Вот уже почти три месяца прошло с тех пор, как Хлейна вернулась домой, в Рощу Бальдра. Получив от племянника клятву и убедившись, что тот соблюдает ее, Рамвальд конунг не стал мешать ее возвращению, и к Празднику Дис конунговы хирдманы привезли ее в дом приемной матери. Фримод ярл сразу заговорил о свадьбе, но, к его изумлению, невеста ответила на это потоком горьких слез. Она уже знала, что здесь был Хагир сын Халькеля и ему рассказали о ее мнимом обручении. Он думает, что она забыла его, отказалась от него! Он уехал и никогда не вернется, он забудет ее, им не увидеться больше! Никогда, никогда! День за днем Хлейна рыдала в ответ на всякую попытку напомнить ей о замужестве, ничего не хотела объяснять. Фру Гейрхильда послала за одним колдуном, что хорошо умел снимать порчу. Колдун раскинул руны и отказался даже ехать: на его пути стояла сила, которой ему не преодолеть.

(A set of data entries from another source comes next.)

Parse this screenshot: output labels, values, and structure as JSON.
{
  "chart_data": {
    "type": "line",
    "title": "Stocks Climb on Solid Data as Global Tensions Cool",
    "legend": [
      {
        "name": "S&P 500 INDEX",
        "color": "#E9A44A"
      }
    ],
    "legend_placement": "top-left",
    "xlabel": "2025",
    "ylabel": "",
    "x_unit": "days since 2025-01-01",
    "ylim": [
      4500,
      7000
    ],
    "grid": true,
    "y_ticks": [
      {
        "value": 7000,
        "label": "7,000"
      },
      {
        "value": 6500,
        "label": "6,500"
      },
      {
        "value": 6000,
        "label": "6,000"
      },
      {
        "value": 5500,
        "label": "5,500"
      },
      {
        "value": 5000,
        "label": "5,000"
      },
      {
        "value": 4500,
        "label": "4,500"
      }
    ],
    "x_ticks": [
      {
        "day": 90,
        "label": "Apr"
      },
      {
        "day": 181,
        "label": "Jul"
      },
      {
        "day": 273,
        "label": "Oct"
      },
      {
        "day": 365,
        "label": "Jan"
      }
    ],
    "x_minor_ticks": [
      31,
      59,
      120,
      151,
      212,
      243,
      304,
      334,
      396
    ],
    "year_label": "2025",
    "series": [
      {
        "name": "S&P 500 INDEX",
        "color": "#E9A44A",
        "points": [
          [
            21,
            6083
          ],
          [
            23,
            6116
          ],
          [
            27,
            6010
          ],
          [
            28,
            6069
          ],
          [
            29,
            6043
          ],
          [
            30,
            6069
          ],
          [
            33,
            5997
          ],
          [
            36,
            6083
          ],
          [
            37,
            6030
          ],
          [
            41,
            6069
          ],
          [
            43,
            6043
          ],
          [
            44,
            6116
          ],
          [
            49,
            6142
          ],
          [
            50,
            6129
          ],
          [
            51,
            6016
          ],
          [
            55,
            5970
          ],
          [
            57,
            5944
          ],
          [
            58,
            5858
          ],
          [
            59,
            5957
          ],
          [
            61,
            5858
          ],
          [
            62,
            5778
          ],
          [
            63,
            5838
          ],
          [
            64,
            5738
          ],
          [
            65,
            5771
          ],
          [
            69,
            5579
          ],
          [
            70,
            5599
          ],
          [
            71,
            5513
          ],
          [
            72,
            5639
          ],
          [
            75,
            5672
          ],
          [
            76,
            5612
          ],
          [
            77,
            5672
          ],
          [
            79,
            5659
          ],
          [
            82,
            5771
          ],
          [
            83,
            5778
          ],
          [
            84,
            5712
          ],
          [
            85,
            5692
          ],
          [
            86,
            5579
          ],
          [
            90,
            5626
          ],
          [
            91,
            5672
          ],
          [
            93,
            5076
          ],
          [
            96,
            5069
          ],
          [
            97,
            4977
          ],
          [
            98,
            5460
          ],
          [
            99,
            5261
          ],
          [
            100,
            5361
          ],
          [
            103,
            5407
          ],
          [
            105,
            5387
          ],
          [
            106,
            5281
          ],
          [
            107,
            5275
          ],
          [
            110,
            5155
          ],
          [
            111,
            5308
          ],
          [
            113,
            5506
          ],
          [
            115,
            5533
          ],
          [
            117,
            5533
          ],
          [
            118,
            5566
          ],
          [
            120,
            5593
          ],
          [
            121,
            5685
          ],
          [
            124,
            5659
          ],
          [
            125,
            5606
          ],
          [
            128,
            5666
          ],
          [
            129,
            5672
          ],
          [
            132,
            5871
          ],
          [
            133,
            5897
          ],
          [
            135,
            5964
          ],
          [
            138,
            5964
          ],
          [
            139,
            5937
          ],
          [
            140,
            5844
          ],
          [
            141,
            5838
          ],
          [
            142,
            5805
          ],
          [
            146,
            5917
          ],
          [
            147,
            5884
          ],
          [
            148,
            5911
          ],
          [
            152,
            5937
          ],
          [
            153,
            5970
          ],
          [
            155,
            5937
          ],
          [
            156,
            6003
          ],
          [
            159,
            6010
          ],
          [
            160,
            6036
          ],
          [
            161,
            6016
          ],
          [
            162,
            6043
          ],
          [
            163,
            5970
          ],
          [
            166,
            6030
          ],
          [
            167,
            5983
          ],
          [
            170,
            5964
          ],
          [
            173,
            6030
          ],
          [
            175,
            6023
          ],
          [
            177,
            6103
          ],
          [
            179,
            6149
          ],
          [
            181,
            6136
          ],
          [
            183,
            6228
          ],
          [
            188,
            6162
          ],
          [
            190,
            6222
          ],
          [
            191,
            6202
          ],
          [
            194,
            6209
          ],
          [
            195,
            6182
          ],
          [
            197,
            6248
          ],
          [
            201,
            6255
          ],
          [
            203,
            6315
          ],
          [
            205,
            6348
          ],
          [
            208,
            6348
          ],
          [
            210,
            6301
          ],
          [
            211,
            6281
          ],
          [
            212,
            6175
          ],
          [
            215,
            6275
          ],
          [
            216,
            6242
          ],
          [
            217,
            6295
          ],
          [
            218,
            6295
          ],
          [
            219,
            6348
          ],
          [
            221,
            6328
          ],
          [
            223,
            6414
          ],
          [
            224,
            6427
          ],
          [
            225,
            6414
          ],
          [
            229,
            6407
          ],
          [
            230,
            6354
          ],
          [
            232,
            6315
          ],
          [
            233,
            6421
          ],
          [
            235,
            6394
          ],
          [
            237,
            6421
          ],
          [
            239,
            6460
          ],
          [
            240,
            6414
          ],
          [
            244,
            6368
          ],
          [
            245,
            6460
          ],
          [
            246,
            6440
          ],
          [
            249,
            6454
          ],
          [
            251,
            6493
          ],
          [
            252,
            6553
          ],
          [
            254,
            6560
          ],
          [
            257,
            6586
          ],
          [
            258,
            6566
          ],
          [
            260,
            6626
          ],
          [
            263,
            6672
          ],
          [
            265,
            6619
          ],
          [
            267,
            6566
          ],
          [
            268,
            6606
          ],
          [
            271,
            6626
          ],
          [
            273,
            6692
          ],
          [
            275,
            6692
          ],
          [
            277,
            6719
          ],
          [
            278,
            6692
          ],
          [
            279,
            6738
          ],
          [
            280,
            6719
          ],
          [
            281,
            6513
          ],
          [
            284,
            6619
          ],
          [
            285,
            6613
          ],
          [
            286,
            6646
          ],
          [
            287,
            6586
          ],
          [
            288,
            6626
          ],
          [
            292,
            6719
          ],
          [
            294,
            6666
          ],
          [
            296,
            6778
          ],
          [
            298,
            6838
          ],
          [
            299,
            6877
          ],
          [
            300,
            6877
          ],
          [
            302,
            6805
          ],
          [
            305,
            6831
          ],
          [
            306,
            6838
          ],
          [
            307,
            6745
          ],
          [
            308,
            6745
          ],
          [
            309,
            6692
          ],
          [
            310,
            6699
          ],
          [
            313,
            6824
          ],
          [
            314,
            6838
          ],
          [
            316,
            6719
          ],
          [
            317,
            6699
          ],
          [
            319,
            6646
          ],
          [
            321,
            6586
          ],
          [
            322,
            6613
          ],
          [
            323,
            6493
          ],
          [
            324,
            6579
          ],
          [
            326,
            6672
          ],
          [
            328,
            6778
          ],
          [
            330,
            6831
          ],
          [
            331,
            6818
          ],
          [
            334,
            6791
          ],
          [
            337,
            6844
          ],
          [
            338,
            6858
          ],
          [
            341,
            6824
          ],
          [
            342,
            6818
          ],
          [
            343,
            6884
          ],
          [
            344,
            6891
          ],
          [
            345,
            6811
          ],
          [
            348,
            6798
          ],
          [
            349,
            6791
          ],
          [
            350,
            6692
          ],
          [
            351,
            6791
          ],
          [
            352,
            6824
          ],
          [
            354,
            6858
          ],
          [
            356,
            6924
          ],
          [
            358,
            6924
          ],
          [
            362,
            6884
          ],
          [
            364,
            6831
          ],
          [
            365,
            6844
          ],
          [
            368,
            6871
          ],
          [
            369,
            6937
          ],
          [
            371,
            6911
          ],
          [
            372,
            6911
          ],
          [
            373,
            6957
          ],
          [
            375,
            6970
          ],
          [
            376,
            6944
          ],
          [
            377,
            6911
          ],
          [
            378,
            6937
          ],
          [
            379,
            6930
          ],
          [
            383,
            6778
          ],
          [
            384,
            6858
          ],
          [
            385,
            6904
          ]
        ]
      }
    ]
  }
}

Постепенно Хлейна перестала рыдать и зажила почти обыкновенно. Попади в усадьбу гость, не бывавший здесь раньше, он не усмотрел бы ничего необычного в поведении хозяйкиной воспитанницы. Но знавшие ее видели, как сильно она изменилась. Больше не было разговорчивой, приветливой, любопытной, немножко избалованной и немножко причудливой девушки с сияющими светло-карими глазами, которая умела казаться красивой, несмотря на недостатки в чертах лица. Хлейна стала молчаливой, побледнела и разучилась улыбаться, а глаза ее казались огромными и темными. Лицо ее теперь внушало трепет: как раньше веселая приветливость не давала замечать некрасивости, так теперь ее заслонила глубокая многозначительность, при которой любая красота казалась бы лишней. Хлейна постоянно как будто прислушивалась к чему-то далекому, видела что-то недоступное прочим взорам. «Это колдунья! – шептались в усадьбе. – Та мертвая колдунья, которую выкопали прошлой осенью! Не надо было никакого жезла у нее брать! А теперь колдунья завладела Хлейной! Теперь уже все, от нее не избавиться!»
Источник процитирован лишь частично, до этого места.